What's the goal here? If you need to charge a couple USB-A devices then there's far easier ways to do this for not a lot of money. There's lots of dual port USB-A chargers out there, I found one without much trouble. https://shop.aukey.com/products/12w-dual-port-usb-wall-charger

If you have to start with USB-C for power there's inexpensive options there too. https://www.amazon.com/Pengo-Adapter-Transfer-Plug-N-Play-Silver/dp/B07BFQMCVK/

If the power draw from the two ports is less than 5 watts each then it shouldn't be too hard to dig into the USB spec to make each port play like it's an old school (pre-USB-PD) power brick, and have the USB-C side go into a similar "dumb" mode to look like a 10 or 12 watt device to a USB-C power brick.

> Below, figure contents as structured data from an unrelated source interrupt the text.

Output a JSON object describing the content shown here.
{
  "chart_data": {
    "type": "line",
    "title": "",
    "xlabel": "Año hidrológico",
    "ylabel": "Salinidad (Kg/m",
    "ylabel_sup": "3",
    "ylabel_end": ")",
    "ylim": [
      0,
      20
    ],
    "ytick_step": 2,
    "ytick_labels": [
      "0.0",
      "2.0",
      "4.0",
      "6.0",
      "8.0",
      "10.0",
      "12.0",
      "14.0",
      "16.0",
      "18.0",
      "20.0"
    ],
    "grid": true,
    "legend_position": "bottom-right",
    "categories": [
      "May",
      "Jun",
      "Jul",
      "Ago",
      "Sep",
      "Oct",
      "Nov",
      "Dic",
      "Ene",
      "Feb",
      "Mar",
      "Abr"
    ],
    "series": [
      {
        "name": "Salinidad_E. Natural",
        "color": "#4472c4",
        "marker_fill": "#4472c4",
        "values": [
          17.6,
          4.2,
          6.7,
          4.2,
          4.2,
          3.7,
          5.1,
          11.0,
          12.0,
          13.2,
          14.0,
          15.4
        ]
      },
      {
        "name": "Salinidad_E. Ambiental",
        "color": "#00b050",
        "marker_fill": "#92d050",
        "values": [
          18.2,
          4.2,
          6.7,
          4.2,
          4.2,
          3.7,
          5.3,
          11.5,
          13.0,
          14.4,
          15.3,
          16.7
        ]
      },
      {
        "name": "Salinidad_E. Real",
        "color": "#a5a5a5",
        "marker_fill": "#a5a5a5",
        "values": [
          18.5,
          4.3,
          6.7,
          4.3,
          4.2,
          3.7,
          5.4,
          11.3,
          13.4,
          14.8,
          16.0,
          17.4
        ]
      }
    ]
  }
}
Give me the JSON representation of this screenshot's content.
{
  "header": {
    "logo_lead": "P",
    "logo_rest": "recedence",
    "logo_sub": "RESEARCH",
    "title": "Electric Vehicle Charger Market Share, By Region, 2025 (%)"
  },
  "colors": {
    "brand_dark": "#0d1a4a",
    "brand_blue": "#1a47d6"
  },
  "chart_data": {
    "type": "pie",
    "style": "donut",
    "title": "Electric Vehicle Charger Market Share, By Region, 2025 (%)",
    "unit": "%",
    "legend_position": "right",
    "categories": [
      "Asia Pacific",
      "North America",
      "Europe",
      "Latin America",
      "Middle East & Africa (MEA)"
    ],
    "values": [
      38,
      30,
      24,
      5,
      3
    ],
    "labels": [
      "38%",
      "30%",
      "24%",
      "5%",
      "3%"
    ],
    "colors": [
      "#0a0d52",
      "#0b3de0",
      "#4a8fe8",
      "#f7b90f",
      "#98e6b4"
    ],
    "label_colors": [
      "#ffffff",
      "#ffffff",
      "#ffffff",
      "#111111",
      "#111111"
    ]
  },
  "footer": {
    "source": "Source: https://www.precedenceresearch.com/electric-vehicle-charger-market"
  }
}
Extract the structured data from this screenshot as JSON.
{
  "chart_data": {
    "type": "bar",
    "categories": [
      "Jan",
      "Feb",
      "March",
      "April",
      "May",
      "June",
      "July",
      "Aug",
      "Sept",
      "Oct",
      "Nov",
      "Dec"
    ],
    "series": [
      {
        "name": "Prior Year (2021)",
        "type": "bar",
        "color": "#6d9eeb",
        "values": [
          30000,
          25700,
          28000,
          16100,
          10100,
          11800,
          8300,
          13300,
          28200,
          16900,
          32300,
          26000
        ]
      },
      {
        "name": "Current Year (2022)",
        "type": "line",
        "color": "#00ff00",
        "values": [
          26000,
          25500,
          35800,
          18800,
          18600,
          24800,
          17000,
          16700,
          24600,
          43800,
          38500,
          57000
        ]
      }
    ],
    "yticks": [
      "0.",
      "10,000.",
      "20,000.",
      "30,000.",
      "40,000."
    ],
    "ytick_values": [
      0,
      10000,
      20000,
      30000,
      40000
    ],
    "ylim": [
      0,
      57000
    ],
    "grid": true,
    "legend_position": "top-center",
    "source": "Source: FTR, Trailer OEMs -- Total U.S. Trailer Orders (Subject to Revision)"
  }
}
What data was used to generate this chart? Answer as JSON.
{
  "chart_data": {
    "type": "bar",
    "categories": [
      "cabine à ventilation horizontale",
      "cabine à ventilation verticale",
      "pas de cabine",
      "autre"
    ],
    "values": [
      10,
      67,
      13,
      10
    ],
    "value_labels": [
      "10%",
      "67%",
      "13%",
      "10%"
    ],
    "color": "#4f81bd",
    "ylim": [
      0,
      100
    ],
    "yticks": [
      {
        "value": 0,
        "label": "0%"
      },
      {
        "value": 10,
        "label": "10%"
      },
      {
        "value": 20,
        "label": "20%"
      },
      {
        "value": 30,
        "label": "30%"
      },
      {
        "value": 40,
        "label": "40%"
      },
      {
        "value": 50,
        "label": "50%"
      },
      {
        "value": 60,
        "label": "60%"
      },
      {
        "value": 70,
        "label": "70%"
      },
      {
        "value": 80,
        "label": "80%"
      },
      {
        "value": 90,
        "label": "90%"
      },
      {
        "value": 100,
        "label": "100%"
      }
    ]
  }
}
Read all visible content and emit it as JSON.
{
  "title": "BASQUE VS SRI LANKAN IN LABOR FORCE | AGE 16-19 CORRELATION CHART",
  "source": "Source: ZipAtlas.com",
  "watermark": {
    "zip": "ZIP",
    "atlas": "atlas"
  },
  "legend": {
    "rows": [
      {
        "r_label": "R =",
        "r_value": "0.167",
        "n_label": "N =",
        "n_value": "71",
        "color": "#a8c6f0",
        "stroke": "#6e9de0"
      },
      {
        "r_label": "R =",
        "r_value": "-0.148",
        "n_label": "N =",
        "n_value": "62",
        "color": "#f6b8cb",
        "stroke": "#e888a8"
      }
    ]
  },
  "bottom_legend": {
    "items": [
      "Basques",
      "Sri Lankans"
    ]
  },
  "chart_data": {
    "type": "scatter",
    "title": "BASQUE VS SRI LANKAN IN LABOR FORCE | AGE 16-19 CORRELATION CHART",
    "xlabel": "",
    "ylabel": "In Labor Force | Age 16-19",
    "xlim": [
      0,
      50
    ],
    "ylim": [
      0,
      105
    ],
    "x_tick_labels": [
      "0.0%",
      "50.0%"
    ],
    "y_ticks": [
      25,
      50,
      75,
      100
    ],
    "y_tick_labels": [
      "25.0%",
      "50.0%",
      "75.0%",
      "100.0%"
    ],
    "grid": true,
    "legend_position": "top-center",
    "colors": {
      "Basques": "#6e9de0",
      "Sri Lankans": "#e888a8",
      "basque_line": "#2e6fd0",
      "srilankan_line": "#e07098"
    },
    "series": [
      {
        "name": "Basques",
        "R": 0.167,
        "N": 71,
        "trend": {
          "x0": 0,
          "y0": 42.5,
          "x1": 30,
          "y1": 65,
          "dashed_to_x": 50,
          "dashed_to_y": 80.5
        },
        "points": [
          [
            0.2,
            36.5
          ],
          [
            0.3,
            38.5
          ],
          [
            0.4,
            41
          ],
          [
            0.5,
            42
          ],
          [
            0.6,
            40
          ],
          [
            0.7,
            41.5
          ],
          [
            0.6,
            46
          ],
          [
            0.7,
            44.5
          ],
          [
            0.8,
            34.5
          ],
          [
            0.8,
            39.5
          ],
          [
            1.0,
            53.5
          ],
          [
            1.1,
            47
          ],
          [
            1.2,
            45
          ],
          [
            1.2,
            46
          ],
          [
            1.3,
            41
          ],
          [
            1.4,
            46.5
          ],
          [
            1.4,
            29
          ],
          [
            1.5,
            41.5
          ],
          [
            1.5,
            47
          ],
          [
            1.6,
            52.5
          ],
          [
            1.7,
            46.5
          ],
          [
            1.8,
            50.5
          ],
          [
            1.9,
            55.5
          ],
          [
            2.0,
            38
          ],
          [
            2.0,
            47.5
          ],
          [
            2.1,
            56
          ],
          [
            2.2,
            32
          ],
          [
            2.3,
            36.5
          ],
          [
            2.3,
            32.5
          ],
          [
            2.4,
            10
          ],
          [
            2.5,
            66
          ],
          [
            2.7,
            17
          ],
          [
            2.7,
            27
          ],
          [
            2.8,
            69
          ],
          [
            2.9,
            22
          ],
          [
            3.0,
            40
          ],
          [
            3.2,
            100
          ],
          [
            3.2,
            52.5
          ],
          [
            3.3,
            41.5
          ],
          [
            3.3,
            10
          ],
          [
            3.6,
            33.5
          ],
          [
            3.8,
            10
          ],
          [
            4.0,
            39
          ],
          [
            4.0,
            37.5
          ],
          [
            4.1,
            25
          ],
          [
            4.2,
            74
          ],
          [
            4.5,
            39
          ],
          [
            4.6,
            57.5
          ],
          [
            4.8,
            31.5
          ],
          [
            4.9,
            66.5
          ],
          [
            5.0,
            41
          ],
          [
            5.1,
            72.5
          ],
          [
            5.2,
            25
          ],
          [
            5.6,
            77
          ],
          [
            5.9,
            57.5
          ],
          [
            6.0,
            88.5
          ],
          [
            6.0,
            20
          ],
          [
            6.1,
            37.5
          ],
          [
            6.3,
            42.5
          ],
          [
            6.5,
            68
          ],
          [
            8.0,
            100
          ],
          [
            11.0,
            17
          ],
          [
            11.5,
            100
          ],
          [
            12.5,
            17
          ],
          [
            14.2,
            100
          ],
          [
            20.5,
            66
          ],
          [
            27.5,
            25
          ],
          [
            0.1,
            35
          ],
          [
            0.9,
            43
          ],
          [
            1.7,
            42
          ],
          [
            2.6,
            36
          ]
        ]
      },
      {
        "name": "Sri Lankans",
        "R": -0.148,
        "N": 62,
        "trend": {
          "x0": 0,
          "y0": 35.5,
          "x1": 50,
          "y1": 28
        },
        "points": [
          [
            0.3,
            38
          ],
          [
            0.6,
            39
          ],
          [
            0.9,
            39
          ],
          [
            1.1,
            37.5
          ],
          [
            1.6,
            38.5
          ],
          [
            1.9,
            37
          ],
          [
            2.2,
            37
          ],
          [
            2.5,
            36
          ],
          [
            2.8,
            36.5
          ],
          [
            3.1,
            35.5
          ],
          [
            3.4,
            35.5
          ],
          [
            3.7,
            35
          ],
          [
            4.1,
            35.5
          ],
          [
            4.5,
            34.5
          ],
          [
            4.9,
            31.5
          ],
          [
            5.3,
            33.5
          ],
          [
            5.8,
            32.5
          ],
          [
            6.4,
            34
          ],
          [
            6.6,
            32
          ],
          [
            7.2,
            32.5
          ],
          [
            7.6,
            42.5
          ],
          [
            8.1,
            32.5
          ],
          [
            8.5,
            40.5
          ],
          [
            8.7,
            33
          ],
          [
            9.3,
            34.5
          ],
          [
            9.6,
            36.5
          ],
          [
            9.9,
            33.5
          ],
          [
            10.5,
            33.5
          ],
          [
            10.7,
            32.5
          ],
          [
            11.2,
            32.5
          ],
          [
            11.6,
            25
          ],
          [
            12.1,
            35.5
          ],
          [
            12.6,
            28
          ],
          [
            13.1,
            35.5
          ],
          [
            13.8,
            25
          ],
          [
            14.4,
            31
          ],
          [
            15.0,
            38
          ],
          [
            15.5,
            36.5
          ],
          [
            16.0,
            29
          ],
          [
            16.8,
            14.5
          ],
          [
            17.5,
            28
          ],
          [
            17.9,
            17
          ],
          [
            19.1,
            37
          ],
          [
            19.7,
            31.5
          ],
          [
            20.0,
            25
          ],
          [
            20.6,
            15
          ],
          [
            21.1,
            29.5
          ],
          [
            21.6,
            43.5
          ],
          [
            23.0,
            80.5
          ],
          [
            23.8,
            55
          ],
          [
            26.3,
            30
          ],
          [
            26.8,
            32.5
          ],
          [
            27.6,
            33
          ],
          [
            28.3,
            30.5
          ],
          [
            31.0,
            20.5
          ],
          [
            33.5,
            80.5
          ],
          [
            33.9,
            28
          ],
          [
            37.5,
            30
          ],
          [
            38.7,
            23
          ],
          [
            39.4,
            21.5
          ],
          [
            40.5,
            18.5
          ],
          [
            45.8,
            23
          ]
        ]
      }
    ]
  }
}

With the old USB power bricks they would report their power output capability by having a specified resistance across the data pins, at least as I recall. USB-C ports on devices support this for backward compatibility. Depending on how much power this is supposed to handle, and how concerned you are on making this safe from overloading something, this could be trivial to more trouble than it's worth.